Un héritage tactique lourd
Pour son baptême du feu en Bundesliga face à Fribourg, Thioune a opté pour la continuité. Il n'a procédé à aucun changement majeur dans le schéma ultra-défensif en 3-3-2-2 mis en place par son prédécesseur, Horst Steffen. La seule modification notable a été la titularisation de Keke Topp à la place de Samuel Mbangula.
La rencontre a pourtant bien débuté avec une tentative acrobatique de Justin Njinmah, mais le gardien adverse Noah Atubolu a préservé sa cage. Cet échec a semblé entamer la confiance de l'attaquant et, par ricochet, celle de l'ensemble de l'équipe. Malgré un avantage numérique pendant quarante minutes, Brême n'a pas réussi à se montrer dangereux, se contentant de tirs lointains. L'équipe n'a généré qu'une faible valeur de buts attendus (xG) de 0,97, illustrant un cruel manque de mordant offensif.

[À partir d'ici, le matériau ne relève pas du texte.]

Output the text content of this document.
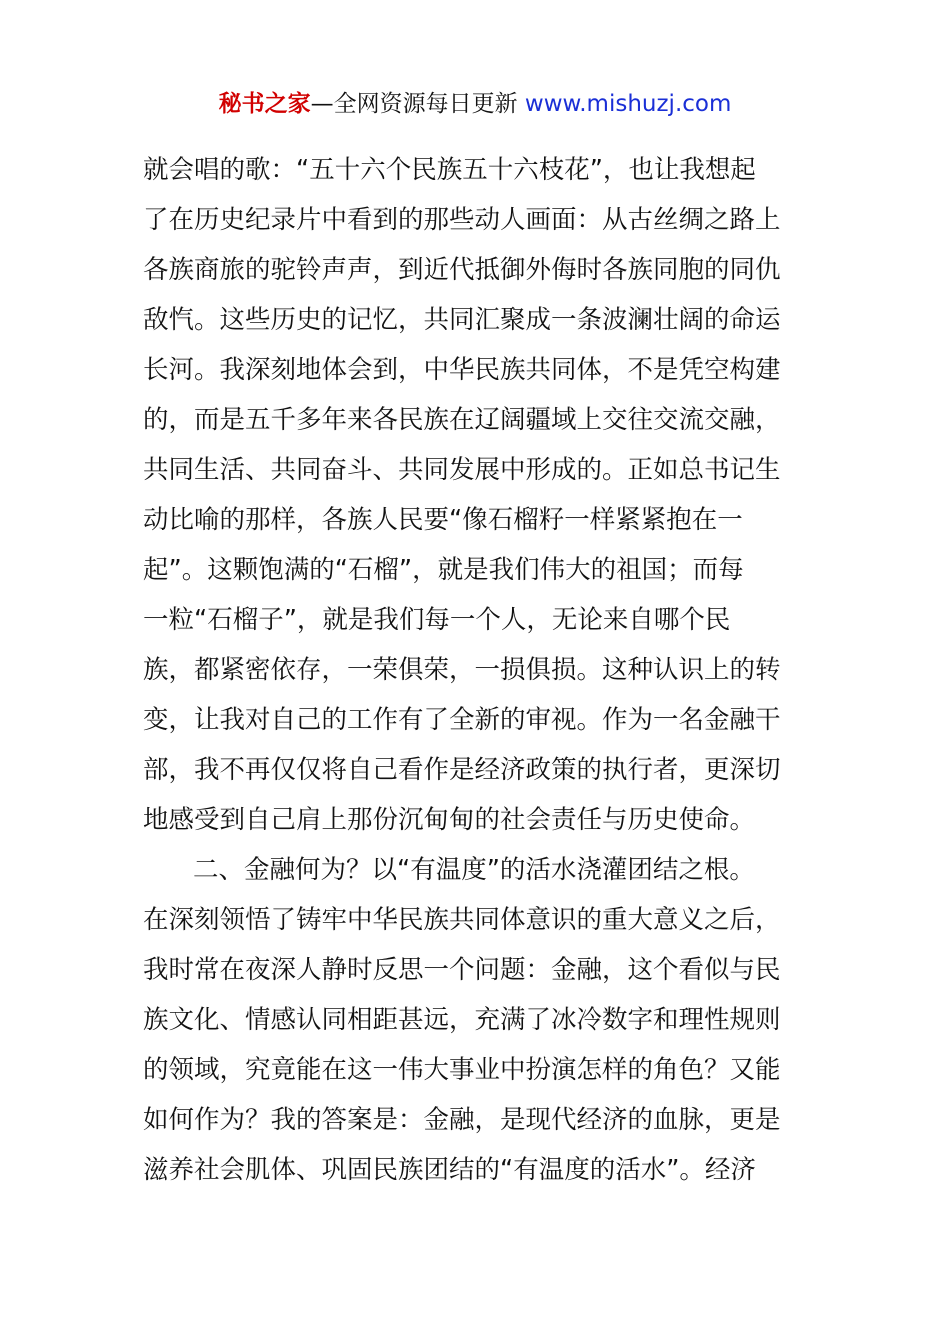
秘书之家—全网资源每日更新 www.mishuzj.com
就会唱的歌：“五十六个民族五十六枝花”，也让我想起
了在历史纪录片中看到的那些动人画面：从古丝绸之路上
各族商旅的驼铃声声，到近代抵御外侮时各族同胞的同仇
敌忾。这些历史的记忆，共同汇聚成一条波澜壮阔的命运
长河。我深刻地体会到，中华民族共同体，不是凭空构建
的，而是五千多年来各民族在辽阔疆域上交往交流交融，
共同生活、共同奋斗、共同发展中形成的。正如总书记生
动比喻的那样，各族人民要“像石榴籽一样紧紧抱在一
起”。这颗饱满的“石榴”，就是我们伟大的祖国；而每
一粒“石榴子”，就是我们每一个人，无论来自哪个民
族，都紧密依存，一荣俱荣，一损俱损。这种认识上的转
变，让我对自己的工作有了全新的审视。作为一名金融干
部，我不再仅仅将自己看作是经济政策的执行者，更深切
地感受到自己肩上那份沉甸甸的社会责任与历史使命。
二、金融何为？以“有温度”的活水浇灌团结之根。
在深刻领悟了铸牢中华民族共同体意识的重大意义之后，
我时常在夜深人静时反思一个问题：金融，这个看似与民
族文化、情感认同相距甚远，充满了冰冷数字和理性规则
的领域，究竟能在这一伟大事业中扮演怎样的角色？又能
如何作为？我的答案是：金融，是现代经济的血脉，更是
滋养社会肌体、巩固民族团结的“有温度的活水”。经济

Un effectif déséquilibré à redresser
Le problème central de Brême ne date pas d'hier. La direction sportive, emmenée par Clemens Fritz et Peter Niemeyer, a constitué un effectif déséquilibré, surchargé de milieux offensifs de soutien comme Jens Stage, Romano Schmid ou Marco Grüll, mais dépourvu de véritables buteurs de pointe.

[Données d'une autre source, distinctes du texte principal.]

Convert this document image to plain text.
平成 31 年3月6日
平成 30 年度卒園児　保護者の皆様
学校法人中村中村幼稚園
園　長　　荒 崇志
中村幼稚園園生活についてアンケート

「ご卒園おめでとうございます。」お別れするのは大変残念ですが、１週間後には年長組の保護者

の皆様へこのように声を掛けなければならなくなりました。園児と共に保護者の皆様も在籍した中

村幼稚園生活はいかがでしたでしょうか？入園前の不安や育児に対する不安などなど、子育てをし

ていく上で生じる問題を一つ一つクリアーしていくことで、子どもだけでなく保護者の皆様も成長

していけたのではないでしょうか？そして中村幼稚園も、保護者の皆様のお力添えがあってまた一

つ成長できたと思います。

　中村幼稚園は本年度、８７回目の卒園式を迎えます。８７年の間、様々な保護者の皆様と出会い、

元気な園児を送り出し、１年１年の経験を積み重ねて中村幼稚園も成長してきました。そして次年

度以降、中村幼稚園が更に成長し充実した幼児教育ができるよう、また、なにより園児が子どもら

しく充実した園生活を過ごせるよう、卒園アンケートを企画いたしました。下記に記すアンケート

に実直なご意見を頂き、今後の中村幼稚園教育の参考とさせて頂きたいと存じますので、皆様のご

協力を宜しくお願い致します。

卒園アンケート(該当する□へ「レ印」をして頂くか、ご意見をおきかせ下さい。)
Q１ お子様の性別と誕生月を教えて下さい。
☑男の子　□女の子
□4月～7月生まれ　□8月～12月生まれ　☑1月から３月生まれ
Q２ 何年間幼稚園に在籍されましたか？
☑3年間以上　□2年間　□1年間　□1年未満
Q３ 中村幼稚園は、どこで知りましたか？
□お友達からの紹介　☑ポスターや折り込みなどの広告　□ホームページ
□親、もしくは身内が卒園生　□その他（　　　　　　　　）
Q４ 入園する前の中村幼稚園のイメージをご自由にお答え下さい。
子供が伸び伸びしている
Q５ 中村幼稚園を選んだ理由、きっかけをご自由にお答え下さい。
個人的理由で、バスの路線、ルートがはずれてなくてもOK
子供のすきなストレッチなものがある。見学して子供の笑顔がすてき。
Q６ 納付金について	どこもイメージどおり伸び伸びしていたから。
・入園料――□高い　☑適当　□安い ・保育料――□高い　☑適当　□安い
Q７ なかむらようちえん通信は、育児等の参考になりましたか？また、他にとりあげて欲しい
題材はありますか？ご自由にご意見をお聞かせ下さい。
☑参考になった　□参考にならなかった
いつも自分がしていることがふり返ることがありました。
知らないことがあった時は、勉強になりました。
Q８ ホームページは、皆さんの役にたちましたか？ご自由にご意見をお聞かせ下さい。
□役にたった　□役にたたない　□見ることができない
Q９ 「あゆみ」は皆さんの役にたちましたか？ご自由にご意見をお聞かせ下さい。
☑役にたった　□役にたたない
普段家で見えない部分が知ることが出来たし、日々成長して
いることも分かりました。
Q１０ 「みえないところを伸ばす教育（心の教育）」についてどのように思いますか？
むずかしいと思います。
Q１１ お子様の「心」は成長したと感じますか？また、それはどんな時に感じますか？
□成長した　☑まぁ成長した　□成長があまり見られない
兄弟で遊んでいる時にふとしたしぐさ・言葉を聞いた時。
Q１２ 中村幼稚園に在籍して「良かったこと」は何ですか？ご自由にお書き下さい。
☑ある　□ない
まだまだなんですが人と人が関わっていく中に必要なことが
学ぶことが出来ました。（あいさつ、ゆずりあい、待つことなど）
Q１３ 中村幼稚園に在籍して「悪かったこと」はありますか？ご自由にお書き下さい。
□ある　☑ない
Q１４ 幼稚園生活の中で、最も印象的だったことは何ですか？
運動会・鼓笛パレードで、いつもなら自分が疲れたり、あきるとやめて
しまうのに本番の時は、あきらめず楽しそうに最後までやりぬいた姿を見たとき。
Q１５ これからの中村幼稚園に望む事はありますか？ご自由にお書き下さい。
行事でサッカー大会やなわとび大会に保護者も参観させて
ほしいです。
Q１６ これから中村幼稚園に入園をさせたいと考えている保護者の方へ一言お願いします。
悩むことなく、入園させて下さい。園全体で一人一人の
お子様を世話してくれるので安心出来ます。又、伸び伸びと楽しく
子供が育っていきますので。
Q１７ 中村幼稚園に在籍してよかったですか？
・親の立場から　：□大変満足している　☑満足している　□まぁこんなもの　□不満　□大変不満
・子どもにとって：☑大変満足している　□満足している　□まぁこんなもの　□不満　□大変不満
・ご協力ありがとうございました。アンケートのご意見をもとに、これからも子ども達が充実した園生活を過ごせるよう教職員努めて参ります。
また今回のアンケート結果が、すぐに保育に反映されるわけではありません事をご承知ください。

Les départs de Marvin Ducksch et Oliver Burke n'ont pas été compensés, et ni Topp ni Njinmah ne semblent actuellement en mesure d'endosser le rôle de numéro neuf fixe. Le retour de blessures, notamment celui de Leonardo Bittencourt au milieu, apportera de la combativité mais ne résoudra pas le problème d'efficacité devant le but.
Un calendrier et un historique inquiétants
Le calendrier pourrait offrir une bouffée d'oxygène après la réception imminente du Bayern Munich. Une série de matches contre des adversaires à sa portée s'annonce. Pour espérer le maintien, Thioune devra impérativement engranger des victoires.
Les comparaisons avec le passé sont alarmantes. Lors de la saison de relégation 2020/21, Brême avait également cumulé 30 points après 27 journées sous la direction de Florian Kohfeldt. Le club n'avait alors ajouté qu'un seul petit point jusqu'à la fin du championnat. Pour éviter un scénario similaire, Daniel Thioune doit rapidement trouver la formule pour transformer l'essai et remporter ce premier match décisif, ce fameux « dreier » qui lui manque tant.